The modules defining the fluid selectors are located in the folder _Solver/FluidSelectors.

Each module defines a fluid selector and should comport a class FS

The spatial scheme and motion equation associated to the fluid selector should be implemented within the class as well.

The class should at least contain the methods Initialiser, Iteration, UpdateFSVAttributes (see below for an example of a format).

Already implemented fluid selectors

Naive Level Set + Continuous galerkin + Lax-Friedrichs

Naive Level Set + Continuous galerkin + Lax-Friedrichs ¶

class 3_LESARD.SourceCode._Solver.FluidSelectors.NaiveLS_CG_LFX.FS(Problem, Mesh, QuadratureRules, *Params)¶

Classical level set approach, initialised according to a signed distance and iterated with a continuous galerkin - lfx scheme, without redistancing.

Fields

All the fields given as arguments at the instance’s creation are repeated within the structure with the same names (see the parameters below). It also contains the further field

FluidSelectorName (string) – the name of the level set
Order (integer) – The order of the used basis functions
InnerQWeigths (float numpy array) – Weights of the quadrature points of each element (NbInnerElements x NbQuadraturePoints)
InnerQGFValues (float numpy array) – Value of the gradient of the basis function at the quadrature points of each element (NbInnerElements x NbQuadraturePoints x NbBasisFunc x dim)
InnerQPoints (float numpy array) – Quadrature points of each element (NbInnerElements x NbQuadraturePoints)
FaceWiseQWeigths (float numpy array) – Weights of the quadrature points of each element’s face (NbInnerElements x NbFace x NbQuadraturePoints)
FaceWiseQPoints (float numpy array) – Quadrature points of each element’s face (NbInnerElements x NbFace x NbQuadraturePoints)
FaceWiseQBFValues (float numpy array) – Value of the basis function at the quadrature points of each element’s face (NbInnerElements x NbFace x NbQuadraturePoints x NbBasisFunc)

Parameters

Problem (Problem) – the considered problem
Mesh (MeshStructure) – the considered mesh instance
Params (string list) – the level set’s parameters as wished by the user

Methods

Initialiser(Solution)¶

External initialisation routine.

Parameters: Solution (Solution structure) – the solution instance the scheme is working on
Returns: the level set values at the MeshVertex and Dofs, to be copied to the Solution structure (NbSubdomains x (NbMeshPoints+NbDofs))
Return type: LSValues (float numpy array)

Flux(Var, Motion, *args)¶

Flux function of the (conservative) EulerEquations

Parameters

Var (float numpy array) – the value of the Level Set values (NbFluids x NbGivenPoints)
Motion (float numpy array) – the velocity array (2xNbPoints)

Returns

the obtained flux (spatialdim x NbVars x NbPoints)

Return type

Flux (3D numpy array)

Note

*args is there for compatibility reason when e.g. a location xy is given when called

Jacobian(Var, Motion, *args)¶

Computes the Jacobian of the flux for the advection of the LevelSet

Parameters

Var (float numpy array) – the value of the Level Set values (NbFluids x NbGivenPoints)
Motion (float numpy array) – the velocity array (2xNbPoints)

Returns

J[:,:,i] gives the jacobian of the flux taking care of the dynamic of the ith spatial coordinate.

Return type

J (3D numpy array)

Note

For each flux fi = (fi1,…, fin), the returned Jacobian reads:

J[:,:] = [dfi1/dx1, ….., dfi1/dxn

….

df in/dx1, ….., dfin/dxn]
*args is there for compatibility reason when e.g. a location xy is given when called the x-y locations at which the variables are given (NbGivenPoints x 2)

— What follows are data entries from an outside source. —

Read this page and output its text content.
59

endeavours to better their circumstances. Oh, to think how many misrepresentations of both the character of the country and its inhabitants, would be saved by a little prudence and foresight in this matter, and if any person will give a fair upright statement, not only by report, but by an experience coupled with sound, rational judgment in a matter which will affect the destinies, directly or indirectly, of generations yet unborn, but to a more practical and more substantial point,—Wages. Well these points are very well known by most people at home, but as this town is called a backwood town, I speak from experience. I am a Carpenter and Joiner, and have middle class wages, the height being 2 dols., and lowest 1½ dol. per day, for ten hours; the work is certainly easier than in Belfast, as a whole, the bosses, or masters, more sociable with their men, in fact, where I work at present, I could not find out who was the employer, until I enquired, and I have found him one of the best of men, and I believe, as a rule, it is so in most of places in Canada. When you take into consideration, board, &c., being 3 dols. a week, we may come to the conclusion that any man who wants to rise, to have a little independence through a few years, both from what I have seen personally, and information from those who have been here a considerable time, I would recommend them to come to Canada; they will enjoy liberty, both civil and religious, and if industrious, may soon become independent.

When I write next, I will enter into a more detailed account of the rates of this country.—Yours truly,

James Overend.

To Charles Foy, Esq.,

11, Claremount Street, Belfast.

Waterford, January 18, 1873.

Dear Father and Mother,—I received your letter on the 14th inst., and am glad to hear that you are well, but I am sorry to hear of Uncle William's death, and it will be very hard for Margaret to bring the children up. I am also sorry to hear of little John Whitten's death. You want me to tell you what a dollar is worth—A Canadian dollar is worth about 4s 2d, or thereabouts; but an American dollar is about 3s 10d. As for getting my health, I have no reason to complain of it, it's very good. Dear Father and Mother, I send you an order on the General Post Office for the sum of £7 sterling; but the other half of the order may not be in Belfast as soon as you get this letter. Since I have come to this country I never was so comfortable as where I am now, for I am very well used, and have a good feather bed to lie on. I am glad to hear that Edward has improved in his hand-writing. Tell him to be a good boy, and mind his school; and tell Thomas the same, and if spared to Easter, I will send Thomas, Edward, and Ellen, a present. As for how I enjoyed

SpectralRadius(Var, Motion, n, *args)¶

Computes the spectral radius associated to the motion flux.

Parameters

Var (2D numpy array) – the variables of the problem (NbVars x NbGivenPoints)
Motion (float numpy array) – the velocity array (2xNbPoints)
n (2D numpy array) – the x-y values of the normal at each given point (NbGivenPoints x 2)

Returns

the array containing the spectral radius at each given point

Return type

Lmb (numpy array)

Note

*args is there for compatibility reason when e.g. a the xy locations at which the variables are given (NbGivenPoints x 2)

FlagDofs(Solution)¶

Flags the degrees of freedom according to the different values of the associated level set.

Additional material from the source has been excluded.